By OGJ editors
HOUSTON, Jan. 14 -- The decision made Sunday in Vienna by members of the Organization of Petroleum Exporting Countries to hike their total oil production quota to 24.5 million b/d might not have had as large an impact on oil prices as anticipated.
Crude oil futures prices rallied on New York and London markets Monday. Traders said the 1.5 million b/d additional production announced by OPEC might not be enough to deal with a supply shortage and might not be enough to bring prices down. The quota change is effective Feb. 1.
Traders said a general strike in Venezuela has cut that country's oil exports by 2.5 million b/d, adding the proposed OPEC increase would not cover the slack. Meanwhile, traders also worry about Iraqi oil production falling because of a probable military conflict.
Mexico, a major non-OPEC producer and an oil supplier for the US, said it would raise its crude exports to 1.88 million b/d effective Feb. 1. But analysts said the OPEC move still is probably too little and too late to fix a supply shortage from Venezuela.
The February contract for benchmark US light, sweet crudes jumped by 63¢ to $32.26/bbl Monday on the New York Mercantile Exchange. The March position also gained 63¢ to $31.59/bbl.

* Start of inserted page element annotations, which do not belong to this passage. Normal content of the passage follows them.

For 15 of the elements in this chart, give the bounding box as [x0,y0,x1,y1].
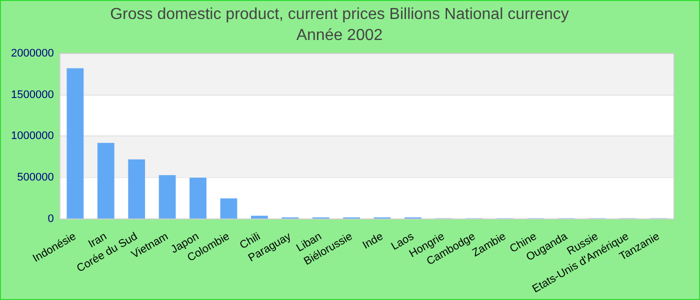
bar [250,216,268,219]
y-tick-label: 1500000 [10,88,54,101]
y-tick-label: 0 [48,213,54,226]
chart-title: Gross domestic product, current prices Billions National currency [110,6,569,24]
y-tick-label: 2000000 [10,47,54,60]
chart-subtitle: Année 2002 [296,27,383,44]
y-tick-label: 500000 [17,172,54,184]
bar [158,175,176,219]
bar [97,142,114,219]
bar [128,159,146,219]
bar [220,198,238,219]
y-tick-label: 1000000 [10,130,54,142]
bar [190,178,206,219]
bar [66,68,84,219]
x-tick-label: Inde [360,230,386,252]
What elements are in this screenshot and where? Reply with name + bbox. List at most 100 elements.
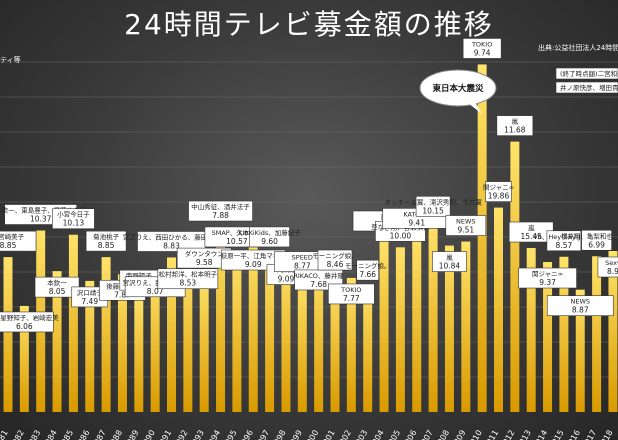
corner-label: ティ等 [0, 55, 21, 64]
annotation-name: 松村邦洋、松本明子 [159, 270, 218, 279]
annotation-value: 7.68 [310, 280, 327, 289]
year-label-1986: 1986 [74, 429, 92, 440]
year-label-2014: 2014 [531, 429, 549, 440]
annotation-value: 9.60 [261, 237, 278, 246]
bar-1985 [68, 234, 78, 412]
annotation-box [432, 251, 467, 272]
bar-2006 [412, 234, 422, 412]
annotation-value: 7.77 [343, 294, 360, 303]
annotation-box [518, 267, 577, 289]
annotation-box [485, 181, 512, 202]
bar-1993 [199, 274, 209, 412]
year-label-1998: 1998 [270, 429, 288, 440]
annotation-value: 10.84 [439, 262, 461, 271]
bar-1988 [117, 274, 127, 412]
annotation-name: 嵐 [446, 254, 453, 262]
annotation-value: 8.57 [556, 241, 573, 250]
bar-2008 [444, 245, 454, 412]
bar-1984 [52, 271, 62, 412]
bar-2016 [575, 289, 585, 412]
annotation-value: 9.58 [196, 258, 213, 267]
annotation-value: 9.74 [474, 48, 491, 57]
annotation-name: 本欽一 [47, 278, 67, 287]
annotation-value: 9.41 [408, 218, 425, 227]
bar-2013 [526, 248, 536, 412]
chart-title: 24時間テレビ募金額の推移 [124, 8, 494, 41]
bar-1981 [3, 257, 13, 412]
bar-2015 [559, 256, 569, 412]
annotation-box [445, 215, 487, 236]
bar-1996 [248, 244, 258, 412]
annotation-name: ..., 星野知子、岩崎宏美 [0, 313, 59, 322]
annotation-2011: 関ジャニ∞19.86 [483, 181, 514, 202]
annotation-box [249, 226, 290, 248]
year-label-2002: 2002 [335, 429, 353, 440]
annotation-box [356, 259, 380, 281]
bar-1986 [85, 280, 95, 412]
annotation-value: 9.09 [245, 260, 262, 269]
annotation-2003: モーニング娘。7.66 [345, 259, 390, 281]
annotation-value: 8.87 [572, 306, 589, 315]
annotation-name: NEWS [570, 298, 590, 306]
2018-note-1: (終了時点額)二宮和也 [560, 69, 618, 78]
annotation-value: 8.85 [98, 241, 115, 250]
annotation-name: 本欽一、東島豊子、斉藤ゆう子 [0, 206, 87, 215]
annotation-name: ダウンタウン [185, 249, 224, 258]
annotation-value: 8.83 [163, 241, 180, 250]
bar-2011 [494, 207, 503, 412]
annotation-value: 8.07 [147, 287, 164, 296]
year-label-1993: 1993 [188, 429, 206, 440]
annotation-name: タッキー＆翼、滝沢秀明、今井翼 [384, 197, 482, 206]
annotation-value: 8.53 [179, 279, 196, 288]
bar-2014 [543, 262, 553, 412]
year-label-2006: 2006 [401, 429, 419, 440]
annotation-name: TOKIO [340, 286, 361, 294]
annotation-value: 9.51 [457, 226, 474, 235]
annotation-name: 嵐 [528, 224, 535, 232]
annotation-box [188, 200, 253, 222]
year-label-2001: 2001 [319, 429, 337, 440]
annotation-name: RIKACO、藤井隆 [293, 271, 344, 280]
annotation-2014: 関ジャニ∞9.37 [518, 267, 577, 289]
annotation-value: 8.46 [327, 260, 344, 269]
year-label-2012: 2012 [499, 429, 517, 440]
year-label-1991: 1991 [155, 429, 173, 440]
annotation-name: 宮沢りえ、西田ひかる、藤田朋美 [123, 232, 221, 241]
year-label-1982: 1982 [8, 429, 26, 440]
annotation-name: 関ジャニ∞ [483, 184, 514, 192]
note-box [555, 67, 618, 80]
annotation-value: 15.45 [520, 232, 542, 241]
year-label-1985: 1985 [57, 429, 75, 440]
bar-2002 [346, 277, 356, 412]
year-label-2003: 2003 [351, 429, 369, 440]
annotation-name: 関ジャニ∞ [532, 270, 563, 278]
year-label-1984: 1984 [41, 429, 59, 440]
bar-2010 [477, 64, 487, 412]
annotation-value: 8.77 [294, 262, 311, 271]
year-label-2017: 2017 [580, 429, 598, 440]
bar-1998 [281, 258, 291, 412]
annotation-2008: 嵐10.84 [432, 251, 467, 272]
bar-2001 [330, 276, 340, 412]
year-label-1990: 1990 [139, 429, 157, 440]
annotation-name: 小宮今日子 [57, 210, 90, 219]
annotation-box [85, 230, 127, 252]
annotation-box [415, 196, 451, 217]
bar-2007 [428, 222, 438, 412]
year-label-2016: 2016 [564, 429, 582, 440]
annotation-name: 萩原一平、江角マキコ [221, 251, 286, 260]
year-label-1987: 1987 [90, 429, 108, 440]
bar-2012 [510, 141, 520, 412]
bar-2009 [461, 241, 471, 412]
annotation-name: KinKiKids、加藤紀子 [238, 228, 301, 237]
year-label-1997: 1997 [253, 429, 271, 440]
annotation-name: 嵐 [512, 118, 519, 126]
bar-1995 [232, 252, 242, 412]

Unleaded gasoline for February delivery shot up 2.71¢ to 89.90¢/gal on NYMEX. Heating oil for the same month escalated by 1.85¢ to 88.38¢/gal.
The February natural gas contract rose 10.8¢ to $5.25/Mcf on NYMEX.
In London, the February contract for North Sea Brent oil gained 53¢ to $30.20/bbl on the International Petroleum Exchange. The February natural gas contract also climbed, rising 2¢ to the equivalent of $3.28/Mcf on IPE.
The average price for OPEC's basket of seven benchmark crudes was unchanged from Friday at $29.82/bbl Monday.